The first consideration is speed. Outsourced software can usually be deployed within weeks or even days, giving teams immediate access to tested features and compliance-ready workflows. Building, by contrast, is a long game. Even with a skilled internal team, development cycles stretch over months, often delaying time-to-market and competitive advantage.
Cost is another factor where the difference is striking. Buying a solution means predictable subscription fees and vendor-managed updates. Building requires a far greater upfront investment, plus the ongoing expenses of maintenance, upgrades, and security. And the risks are real: according to Reltio, 20% of software projects are cancelled before completion, while 45% are significantly challenged: meaning they run over budget, fall behind schedule, or deliver poor quality results. These numbers highlight just how difficult it is for in-house development to stay on track.
Customization, however, is the area where building shines. An outsourced platform will always come with some limitations: you work within the vendor’s roadmap and adapt to their framework. By building, you can design features exactly as you want them and integrate seamlessly with your existing systems. Of course, that freedom comes at a cost: not only financial, but also in the ongoing responsibility of maintaining and evolving the system. Many companies today struggle with legacy systems that were built but couldn’t keep up with the fast and continuous development today.
In terms of risk and scalability, outsourcing again tends to offer a safer path. Providers have already tested their infrastructure with multiple clients, and updates are handled continuously. With a custom-built system, success depends entirely on your internal capacity to manage performance, security, and scaling challenges.

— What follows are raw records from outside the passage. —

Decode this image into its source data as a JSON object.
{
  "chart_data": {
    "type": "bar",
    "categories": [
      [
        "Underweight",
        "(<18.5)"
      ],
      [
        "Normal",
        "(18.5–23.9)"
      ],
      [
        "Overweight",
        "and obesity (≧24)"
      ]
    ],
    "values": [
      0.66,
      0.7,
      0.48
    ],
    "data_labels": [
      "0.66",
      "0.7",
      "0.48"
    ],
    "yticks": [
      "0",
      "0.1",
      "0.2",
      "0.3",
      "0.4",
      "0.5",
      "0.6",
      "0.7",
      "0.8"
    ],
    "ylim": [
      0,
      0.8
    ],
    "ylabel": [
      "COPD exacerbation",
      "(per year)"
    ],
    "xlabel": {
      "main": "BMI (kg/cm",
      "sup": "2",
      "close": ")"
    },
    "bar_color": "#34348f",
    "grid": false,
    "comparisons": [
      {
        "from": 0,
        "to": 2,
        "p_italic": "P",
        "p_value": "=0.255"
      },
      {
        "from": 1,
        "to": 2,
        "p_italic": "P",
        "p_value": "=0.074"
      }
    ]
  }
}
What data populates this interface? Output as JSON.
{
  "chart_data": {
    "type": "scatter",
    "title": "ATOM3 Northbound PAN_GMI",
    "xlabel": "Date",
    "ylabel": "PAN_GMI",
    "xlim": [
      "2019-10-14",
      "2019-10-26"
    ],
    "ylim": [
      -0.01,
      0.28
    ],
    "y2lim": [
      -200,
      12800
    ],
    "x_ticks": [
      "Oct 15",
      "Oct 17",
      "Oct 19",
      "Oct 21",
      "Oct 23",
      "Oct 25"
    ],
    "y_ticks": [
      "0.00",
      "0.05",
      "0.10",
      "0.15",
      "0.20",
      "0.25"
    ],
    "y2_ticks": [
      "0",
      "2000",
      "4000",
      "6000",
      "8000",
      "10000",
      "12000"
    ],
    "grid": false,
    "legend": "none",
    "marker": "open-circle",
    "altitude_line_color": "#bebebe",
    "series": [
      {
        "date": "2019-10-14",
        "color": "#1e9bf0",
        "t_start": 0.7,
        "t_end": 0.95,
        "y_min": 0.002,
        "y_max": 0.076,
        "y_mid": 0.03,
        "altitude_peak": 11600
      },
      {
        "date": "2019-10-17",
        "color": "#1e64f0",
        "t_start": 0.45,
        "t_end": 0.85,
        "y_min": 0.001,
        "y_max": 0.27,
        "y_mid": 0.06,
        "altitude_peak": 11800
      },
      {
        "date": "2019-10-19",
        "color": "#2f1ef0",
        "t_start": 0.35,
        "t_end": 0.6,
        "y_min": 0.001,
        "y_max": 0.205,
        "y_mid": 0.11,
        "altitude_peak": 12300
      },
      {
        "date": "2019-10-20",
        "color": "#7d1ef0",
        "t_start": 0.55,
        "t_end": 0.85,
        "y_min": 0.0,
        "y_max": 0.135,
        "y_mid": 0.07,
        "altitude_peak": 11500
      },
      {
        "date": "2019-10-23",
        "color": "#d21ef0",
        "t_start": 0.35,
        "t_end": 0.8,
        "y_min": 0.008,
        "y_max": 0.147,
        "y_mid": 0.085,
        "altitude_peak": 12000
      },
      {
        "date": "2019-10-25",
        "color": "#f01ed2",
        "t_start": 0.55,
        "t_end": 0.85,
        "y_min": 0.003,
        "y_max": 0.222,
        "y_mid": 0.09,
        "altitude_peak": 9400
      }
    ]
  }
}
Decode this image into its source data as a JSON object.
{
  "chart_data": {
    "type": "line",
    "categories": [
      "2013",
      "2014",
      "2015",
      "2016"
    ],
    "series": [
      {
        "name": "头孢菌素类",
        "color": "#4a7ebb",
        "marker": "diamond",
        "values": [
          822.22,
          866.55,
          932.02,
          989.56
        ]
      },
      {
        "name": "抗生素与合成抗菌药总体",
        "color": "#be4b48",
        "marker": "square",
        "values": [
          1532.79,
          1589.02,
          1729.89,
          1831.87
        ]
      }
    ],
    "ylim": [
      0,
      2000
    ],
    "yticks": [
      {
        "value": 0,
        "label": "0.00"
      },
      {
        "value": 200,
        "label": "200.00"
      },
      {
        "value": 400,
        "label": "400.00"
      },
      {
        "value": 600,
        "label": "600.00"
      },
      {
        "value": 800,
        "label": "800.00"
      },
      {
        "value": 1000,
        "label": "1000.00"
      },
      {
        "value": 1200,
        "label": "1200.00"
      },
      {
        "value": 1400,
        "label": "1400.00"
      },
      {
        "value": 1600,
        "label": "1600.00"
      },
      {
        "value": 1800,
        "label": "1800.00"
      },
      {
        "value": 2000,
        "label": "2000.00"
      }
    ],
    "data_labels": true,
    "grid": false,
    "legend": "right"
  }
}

For most asset managers, outsourcing proves to be the smarter choice. It allows firms to access industry-ready workflows without delay, scale as their client base grows, and rely on a partner for compliance and security updates. Instead of reinventing the wheel, they can focus their resources on serving clients and innovating in areas that matter most.
This is precisely where Etops with it’s end-to-end ecosystem and products such as etops Asset Manager Pro stand out. The etops Asset Manager Pro offers a robust platform that is not only ready to use but also designed with asset managers in mind. Rather than facing the complexity and uncertainty of a build project, firms can benefit from a solution that is already proven, yet flexible enough to adapt to their needs.
That doesn’t mean building is never the right choice. For firms with highly specific processes that are central to their differentiation, or for those with the resources to maintain a large, skilled technology team, building can be a strategic investment. It offers independence from vendor roadmaps and the possibility of creating features that no off-the-shelf product would deliver. Still, these cases remain the exception rather than the rule. For the majority of firms, the balance of cost, time, and risk makes outsourcing a more practical path forward.
There is another approach that some firms have started using and it is a blend of both sides of the debate. Many firms adopt a hybrid approach: outsourcing the core platform for stability and compliance, while building smaller modules or extensions that deliver unique value.
As Forbes Tech Council noted in the context of AI development: “The answer is not just build or buy. It’s build with someone you’d buy from.”
Allowing firms to choose white-labeling and APIs Etops has also solutions for this case. By: providing a ready-made solution that can be customized and extended, giving firms the best of both worlds.
In most cases, outsourcing delivers faster results, lower risk, and long-term scalability. Building has its place when differentiation depends on very specific processes, but it is resource-heavy and not always sustainable.
The real opportunity lies in choosing a partner that allows both: the reliability of a proven platform, combined with the flexibility to adapt and extend it. With Etops firms don’t have to compromise. They can rely on a robust system today while shaping it to fit their unique vision for tomorrow.